Much like Wright, for years before my first true crush I knew I was different, but I never knew exactly what that difference was until my freshman year in high school. And much like her first crush, mine was a brand new freshman government teacher in her mid 20’s. I was scared out of my mind by my feelings. I would sit in class and will myself to not look at her, to not think about her, to not care what she thought of me, until I finally gave in and transferred into her history class my sophomore year. Oddly enough, this teacher was the one who inspired me and gave me the strength to come out to my parents.
The other detail about Wright’s story that will continue to resonate with me, is when she was 12 years old and explored the idea of being born in the wrong body, a concept I explored myself at a much younger age. Whenever I would hear stories of people feeling as though they had been born in the wrong body they would identify as transgender and begin taking steps to transition, but I didn’t fit into that category. This was only furthered by own alienation and beliefs that there was truly something wrong with me, that briefly at a point in my life I felt like I should have been born male. Now that I know I am not the only person to have felt this way I have accepted that moment in my past and no longer feel strange about it.

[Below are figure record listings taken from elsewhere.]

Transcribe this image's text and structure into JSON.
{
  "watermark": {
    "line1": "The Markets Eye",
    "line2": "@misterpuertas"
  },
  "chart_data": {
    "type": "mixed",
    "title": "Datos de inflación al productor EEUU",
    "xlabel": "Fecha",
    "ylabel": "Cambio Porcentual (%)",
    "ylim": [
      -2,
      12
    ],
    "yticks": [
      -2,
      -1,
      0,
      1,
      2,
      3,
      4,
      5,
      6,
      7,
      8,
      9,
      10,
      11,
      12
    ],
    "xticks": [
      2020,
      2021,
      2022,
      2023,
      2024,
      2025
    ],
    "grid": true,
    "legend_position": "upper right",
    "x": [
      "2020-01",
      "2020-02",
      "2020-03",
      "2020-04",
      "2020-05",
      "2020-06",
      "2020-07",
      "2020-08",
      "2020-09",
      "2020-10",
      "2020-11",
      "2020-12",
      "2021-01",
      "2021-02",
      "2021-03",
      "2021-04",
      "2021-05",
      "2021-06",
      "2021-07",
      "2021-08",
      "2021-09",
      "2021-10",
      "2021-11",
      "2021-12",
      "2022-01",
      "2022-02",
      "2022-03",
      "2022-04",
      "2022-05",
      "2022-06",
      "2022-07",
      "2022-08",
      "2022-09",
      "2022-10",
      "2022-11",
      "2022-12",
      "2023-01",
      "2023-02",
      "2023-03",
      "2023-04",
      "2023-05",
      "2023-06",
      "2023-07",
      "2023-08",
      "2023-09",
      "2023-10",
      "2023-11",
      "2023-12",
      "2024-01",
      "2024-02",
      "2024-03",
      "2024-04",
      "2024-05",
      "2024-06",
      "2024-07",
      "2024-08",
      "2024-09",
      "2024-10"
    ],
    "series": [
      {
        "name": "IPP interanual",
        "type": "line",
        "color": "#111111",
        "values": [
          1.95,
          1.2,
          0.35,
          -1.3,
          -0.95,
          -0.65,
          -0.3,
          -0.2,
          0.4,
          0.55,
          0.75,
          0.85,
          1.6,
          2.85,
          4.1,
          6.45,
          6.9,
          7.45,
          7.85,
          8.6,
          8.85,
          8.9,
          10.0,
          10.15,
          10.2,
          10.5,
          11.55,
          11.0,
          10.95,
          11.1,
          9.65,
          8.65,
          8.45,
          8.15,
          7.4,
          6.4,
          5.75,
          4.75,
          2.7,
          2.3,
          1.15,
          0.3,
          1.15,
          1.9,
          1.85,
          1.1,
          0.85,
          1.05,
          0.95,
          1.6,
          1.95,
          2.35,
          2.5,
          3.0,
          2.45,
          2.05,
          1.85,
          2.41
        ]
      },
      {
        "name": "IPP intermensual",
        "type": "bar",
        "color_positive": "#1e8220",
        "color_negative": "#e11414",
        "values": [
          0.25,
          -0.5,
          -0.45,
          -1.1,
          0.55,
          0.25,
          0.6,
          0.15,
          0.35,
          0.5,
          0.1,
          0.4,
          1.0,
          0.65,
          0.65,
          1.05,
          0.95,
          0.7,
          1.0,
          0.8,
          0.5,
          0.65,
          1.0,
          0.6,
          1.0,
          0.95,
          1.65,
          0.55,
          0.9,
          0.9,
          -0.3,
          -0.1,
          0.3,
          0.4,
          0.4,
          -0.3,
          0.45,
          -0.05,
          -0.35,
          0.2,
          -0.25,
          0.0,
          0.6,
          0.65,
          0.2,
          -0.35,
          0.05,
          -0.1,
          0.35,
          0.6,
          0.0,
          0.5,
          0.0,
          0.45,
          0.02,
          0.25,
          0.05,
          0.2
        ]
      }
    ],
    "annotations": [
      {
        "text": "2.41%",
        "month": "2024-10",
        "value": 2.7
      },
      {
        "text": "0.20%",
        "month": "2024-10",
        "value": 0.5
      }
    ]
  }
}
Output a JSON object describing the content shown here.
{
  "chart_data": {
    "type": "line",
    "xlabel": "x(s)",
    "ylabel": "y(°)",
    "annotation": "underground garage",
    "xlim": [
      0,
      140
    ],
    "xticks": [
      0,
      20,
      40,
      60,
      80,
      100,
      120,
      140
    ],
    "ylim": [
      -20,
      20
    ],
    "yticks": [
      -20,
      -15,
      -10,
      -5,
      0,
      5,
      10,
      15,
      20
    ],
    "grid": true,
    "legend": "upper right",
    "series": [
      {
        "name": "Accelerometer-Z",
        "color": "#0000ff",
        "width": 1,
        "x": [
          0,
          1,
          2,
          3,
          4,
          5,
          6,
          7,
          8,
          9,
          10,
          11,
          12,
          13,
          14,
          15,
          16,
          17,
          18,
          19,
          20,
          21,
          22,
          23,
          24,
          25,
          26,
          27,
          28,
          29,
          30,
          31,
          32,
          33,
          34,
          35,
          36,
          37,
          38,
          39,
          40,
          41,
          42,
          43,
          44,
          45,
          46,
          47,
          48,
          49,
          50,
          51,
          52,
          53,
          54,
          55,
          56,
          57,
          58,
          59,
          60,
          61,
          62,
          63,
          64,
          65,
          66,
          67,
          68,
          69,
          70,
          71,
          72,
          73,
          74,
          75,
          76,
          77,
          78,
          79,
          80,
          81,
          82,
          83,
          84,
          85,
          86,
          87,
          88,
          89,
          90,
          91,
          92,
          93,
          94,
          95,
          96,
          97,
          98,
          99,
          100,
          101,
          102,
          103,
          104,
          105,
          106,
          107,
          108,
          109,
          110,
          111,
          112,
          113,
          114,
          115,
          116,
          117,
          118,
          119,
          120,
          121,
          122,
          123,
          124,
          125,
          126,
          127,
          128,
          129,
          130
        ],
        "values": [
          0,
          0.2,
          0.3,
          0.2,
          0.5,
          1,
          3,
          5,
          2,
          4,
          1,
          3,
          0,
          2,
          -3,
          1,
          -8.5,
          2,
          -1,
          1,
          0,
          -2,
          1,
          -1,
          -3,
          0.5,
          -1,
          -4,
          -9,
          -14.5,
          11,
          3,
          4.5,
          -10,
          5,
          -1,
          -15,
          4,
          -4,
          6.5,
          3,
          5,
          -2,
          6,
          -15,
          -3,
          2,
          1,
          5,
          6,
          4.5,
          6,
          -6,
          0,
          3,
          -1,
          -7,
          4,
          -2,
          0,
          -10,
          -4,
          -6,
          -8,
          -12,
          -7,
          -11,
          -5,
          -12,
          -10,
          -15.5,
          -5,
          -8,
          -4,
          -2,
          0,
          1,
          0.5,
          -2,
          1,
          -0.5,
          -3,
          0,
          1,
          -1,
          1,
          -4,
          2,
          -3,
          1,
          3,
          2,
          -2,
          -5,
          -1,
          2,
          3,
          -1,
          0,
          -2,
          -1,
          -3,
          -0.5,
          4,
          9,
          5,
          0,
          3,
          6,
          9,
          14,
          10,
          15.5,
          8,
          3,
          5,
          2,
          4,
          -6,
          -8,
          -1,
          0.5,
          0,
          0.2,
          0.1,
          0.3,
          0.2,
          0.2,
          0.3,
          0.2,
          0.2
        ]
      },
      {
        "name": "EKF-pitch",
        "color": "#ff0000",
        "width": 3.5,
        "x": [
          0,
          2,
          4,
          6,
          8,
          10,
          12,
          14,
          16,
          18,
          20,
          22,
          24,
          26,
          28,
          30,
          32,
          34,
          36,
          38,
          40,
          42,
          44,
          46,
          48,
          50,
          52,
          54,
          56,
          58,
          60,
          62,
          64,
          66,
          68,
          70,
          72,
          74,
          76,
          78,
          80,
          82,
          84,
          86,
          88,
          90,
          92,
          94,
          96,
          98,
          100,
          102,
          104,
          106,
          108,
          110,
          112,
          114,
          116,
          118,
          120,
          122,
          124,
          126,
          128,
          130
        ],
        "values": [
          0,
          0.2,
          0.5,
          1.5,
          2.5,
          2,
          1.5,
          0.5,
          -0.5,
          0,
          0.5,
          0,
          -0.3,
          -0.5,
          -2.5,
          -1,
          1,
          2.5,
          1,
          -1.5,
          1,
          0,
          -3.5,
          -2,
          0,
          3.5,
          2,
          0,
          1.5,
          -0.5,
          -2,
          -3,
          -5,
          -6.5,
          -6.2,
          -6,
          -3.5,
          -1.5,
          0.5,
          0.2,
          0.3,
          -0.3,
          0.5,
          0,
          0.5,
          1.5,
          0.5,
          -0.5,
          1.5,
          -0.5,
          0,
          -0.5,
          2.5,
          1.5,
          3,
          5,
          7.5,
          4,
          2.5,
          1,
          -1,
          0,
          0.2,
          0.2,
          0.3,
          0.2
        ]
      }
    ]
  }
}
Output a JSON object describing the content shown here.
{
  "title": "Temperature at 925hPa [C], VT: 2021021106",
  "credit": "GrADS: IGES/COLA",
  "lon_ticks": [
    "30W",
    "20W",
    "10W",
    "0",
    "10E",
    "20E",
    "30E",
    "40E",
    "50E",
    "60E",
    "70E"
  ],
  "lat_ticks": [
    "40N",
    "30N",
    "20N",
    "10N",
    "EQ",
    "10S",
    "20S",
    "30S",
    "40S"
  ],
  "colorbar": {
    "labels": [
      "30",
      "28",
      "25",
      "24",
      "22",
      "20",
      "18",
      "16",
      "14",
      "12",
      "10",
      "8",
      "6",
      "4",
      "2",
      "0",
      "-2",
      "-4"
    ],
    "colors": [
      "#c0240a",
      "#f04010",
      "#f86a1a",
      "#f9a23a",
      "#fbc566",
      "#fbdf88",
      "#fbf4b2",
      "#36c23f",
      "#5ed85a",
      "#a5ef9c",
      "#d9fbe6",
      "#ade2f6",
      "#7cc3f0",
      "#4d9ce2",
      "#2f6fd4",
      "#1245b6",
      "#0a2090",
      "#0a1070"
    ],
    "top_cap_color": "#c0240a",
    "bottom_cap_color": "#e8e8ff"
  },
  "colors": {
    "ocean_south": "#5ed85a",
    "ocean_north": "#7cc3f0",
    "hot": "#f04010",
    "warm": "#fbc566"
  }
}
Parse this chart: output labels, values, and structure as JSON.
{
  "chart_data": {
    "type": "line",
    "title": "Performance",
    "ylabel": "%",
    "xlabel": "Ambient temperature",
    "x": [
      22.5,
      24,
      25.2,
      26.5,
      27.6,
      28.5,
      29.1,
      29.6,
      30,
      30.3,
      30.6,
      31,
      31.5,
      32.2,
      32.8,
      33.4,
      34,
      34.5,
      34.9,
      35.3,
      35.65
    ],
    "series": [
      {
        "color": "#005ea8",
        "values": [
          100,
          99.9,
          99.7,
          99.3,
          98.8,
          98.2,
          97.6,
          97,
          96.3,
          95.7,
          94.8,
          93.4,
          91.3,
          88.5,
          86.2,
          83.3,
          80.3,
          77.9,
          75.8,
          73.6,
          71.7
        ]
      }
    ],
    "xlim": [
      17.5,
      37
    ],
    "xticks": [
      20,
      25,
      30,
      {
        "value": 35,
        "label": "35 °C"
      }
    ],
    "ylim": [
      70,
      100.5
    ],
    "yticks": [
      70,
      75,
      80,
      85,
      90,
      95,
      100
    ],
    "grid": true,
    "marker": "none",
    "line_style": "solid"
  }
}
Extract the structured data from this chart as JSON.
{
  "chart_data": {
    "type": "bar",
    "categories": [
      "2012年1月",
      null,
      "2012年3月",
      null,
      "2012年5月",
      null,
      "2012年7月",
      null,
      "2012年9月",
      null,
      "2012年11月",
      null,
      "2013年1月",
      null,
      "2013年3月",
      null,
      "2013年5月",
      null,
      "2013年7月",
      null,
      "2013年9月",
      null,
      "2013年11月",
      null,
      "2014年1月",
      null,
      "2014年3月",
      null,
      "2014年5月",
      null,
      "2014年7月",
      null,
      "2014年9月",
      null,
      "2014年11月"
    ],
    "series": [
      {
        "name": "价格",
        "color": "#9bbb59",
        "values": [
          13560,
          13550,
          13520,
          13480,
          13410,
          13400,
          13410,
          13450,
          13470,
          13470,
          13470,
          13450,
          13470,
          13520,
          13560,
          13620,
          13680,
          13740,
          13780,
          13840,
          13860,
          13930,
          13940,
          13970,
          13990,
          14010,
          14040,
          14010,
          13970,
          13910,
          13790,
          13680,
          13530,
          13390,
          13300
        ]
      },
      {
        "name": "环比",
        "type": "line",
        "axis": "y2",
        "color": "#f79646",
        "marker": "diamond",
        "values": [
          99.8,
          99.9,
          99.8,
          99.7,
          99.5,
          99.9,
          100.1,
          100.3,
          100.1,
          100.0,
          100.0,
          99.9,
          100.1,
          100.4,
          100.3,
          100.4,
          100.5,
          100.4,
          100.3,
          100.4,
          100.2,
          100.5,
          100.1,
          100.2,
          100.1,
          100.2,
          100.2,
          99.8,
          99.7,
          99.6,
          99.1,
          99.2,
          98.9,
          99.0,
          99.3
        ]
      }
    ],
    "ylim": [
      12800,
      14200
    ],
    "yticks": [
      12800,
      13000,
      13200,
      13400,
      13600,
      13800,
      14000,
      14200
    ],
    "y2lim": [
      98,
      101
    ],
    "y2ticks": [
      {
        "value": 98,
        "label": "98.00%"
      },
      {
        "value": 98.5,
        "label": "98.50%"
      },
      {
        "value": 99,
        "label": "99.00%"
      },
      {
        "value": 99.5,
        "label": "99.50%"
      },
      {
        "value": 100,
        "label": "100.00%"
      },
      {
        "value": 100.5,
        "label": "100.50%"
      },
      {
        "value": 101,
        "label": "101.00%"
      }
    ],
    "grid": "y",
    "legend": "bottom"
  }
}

Wright could be downplayed as just one of latest names added to the list of public figures to come out and openly identify as LGBT, but don’t dismiss her like I almost did. Her honesty about her childhood and the struggles she has endured as an adult have been a breath of fresh air and has allowed her story to become one of power, not only to the rural young person contemplating ending their own life, or worrying that there is no one else in the world like them or who understand what they are going through, but also to the blind eye of the straight community. Not many public figures are willing to go on national television and admit they once felt that their only option was to take their own life.
So again, do not dismiss Chely Wright as just a name to be added to the list. Read our interview with her, listen to her latest album Lifted off the Ground (the first country album I have ever purchased) or pick up a copy of her book, and maybe she will inspire you like she did me.